Anderson localization

Anderson localization as the suppression of the diffusion is referred to in disordered environments, if the degree of clutter (concentration of impurity ) exceeds a certain threshold. The effect is named after Philip Warren Anderson.

As a result of Anderson localization vanish at absolute zero temperature in the mentioned threshold is exceeded, the electrical conductivity and the diffusivity associated with all other variables; therefore it is also called a ( Anderson'schen ) metal -insulator transition (there is also the so-called Mott'schen metal-insulator transition, this is not confusion, but by electrostatic correlation effects caused ).

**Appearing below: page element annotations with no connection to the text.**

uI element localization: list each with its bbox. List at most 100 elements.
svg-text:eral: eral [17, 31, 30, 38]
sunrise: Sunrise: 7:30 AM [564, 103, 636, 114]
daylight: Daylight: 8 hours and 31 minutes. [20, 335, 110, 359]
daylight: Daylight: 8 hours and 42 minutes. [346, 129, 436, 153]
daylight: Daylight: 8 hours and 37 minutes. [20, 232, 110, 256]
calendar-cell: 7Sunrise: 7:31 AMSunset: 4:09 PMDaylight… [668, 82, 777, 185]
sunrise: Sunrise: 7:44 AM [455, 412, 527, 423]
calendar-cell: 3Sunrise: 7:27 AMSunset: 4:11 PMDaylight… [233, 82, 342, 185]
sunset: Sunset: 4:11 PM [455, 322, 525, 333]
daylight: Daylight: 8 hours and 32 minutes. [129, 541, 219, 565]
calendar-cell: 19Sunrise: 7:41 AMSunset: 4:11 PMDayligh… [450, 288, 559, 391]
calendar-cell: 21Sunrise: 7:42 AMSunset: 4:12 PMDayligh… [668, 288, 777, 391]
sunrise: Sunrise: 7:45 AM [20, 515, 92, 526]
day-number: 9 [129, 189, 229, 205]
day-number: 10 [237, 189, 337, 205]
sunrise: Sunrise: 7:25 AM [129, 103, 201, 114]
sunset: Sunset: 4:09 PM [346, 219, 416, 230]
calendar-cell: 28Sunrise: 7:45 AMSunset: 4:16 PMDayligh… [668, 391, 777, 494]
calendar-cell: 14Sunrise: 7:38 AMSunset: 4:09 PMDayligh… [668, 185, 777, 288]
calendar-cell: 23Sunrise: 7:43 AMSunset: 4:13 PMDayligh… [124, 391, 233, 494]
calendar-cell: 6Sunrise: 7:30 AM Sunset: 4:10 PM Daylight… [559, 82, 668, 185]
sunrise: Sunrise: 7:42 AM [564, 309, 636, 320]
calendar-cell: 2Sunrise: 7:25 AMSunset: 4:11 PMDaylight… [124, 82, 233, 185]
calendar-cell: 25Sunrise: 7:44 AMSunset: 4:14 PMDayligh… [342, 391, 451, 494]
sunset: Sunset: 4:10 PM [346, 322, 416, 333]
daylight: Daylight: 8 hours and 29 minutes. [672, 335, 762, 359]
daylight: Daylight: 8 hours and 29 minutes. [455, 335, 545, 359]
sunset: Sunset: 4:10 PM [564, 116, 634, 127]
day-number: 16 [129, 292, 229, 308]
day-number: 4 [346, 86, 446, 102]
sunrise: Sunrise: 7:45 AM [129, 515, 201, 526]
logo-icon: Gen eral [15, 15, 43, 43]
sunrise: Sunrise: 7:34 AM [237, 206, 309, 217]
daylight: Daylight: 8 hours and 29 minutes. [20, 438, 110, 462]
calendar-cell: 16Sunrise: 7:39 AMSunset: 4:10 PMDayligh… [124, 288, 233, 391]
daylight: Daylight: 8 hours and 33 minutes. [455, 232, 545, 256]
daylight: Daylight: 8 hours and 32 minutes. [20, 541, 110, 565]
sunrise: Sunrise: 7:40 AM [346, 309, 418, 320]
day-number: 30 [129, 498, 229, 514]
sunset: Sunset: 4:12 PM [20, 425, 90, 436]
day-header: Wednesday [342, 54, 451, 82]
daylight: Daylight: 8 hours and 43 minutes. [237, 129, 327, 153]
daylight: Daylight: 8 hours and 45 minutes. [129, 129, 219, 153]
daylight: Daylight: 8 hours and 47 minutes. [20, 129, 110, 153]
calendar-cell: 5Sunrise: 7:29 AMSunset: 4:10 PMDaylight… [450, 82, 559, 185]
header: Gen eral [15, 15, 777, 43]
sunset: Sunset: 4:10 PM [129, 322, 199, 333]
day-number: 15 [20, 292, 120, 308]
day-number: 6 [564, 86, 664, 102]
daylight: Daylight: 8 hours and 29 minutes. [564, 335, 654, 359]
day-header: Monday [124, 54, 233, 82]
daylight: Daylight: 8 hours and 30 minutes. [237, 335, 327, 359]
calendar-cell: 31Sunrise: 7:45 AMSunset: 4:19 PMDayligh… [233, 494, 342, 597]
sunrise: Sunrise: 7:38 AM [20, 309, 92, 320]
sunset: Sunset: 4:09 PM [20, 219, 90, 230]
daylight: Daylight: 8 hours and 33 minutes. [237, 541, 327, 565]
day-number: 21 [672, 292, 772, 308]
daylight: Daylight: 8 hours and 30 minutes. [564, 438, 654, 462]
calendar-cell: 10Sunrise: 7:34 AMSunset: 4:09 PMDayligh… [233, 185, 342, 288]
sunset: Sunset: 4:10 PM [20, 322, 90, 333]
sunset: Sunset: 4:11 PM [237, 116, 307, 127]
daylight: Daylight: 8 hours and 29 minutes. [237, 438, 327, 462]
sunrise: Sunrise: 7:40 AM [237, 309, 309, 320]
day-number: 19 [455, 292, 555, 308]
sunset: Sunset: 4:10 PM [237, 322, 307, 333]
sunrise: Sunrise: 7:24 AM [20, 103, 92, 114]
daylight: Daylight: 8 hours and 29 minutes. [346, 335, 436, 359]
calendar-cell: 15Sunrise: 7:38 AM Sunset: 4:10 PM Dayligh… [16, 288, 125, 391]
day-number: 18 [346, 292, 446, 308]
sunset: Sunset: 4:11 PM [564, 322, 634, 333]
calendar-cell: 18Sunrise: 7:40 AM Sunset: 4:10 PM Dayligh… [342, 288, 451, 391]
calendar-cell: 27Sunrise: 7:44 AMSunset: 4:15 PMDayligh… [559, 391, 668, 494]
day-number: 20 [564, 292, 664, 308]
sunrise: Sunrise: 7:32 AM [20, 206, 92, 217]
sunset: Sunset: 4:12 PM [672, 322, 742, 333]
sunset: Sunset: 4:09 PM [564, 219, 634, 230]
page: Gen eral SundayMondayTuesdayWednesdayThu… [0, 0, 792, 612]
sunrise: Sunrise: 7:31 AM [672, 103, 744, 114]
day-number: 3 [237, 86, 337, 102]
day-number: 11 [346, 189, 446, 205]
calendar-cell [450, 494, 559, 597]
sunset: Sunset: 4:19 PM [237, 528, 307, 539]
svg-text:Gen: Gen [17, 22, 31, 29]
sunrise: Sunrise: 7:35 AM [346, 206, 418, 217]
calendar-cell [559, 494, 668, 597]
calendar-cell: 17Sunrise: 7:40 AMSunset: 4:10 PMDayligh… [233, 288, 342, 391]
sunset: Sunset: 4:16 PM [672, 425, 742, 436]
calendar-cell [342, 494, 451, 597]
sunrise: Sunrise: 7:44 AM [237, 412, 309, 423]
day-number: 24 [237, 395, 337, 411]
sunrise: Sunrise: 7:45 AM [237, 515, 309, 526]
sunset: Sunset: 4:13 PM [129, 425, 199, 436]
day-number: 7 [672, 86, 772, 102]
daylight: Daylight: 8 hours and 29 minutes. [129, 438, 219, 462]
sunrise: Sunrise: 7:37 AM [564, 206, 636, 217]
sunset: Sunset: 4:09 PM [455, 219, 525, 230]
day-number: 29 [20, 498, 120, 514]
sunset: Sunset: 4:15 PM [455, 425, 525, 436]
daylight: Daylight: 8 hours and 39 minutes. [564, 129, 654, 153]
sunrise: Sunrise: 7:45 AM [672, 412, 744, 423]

In the quantum mechanical localization theory a particle is in a microscopically disordered environment considered ( the so-called random potential), while the analogous classical problem exists, the percolation, a macroscopically inhomogeneous system. In both cases, a phase transition, which is characterized by the existence of a critical energy. In the treatment of head - insulator transition of the Anderson - type specifically the one-electron wave functions " extended " (ie non- square integrable and conductive) when, and they fall off exponentially (ie they are " local" and ie square integrable and non- conductive) for. Therefore, the electronic transport in a disordered system is essential in relation to a function of the position of the Fermi level. For there is a ladder, for contrast, an insulator.

This transition is, as mentioned, Anderson transition.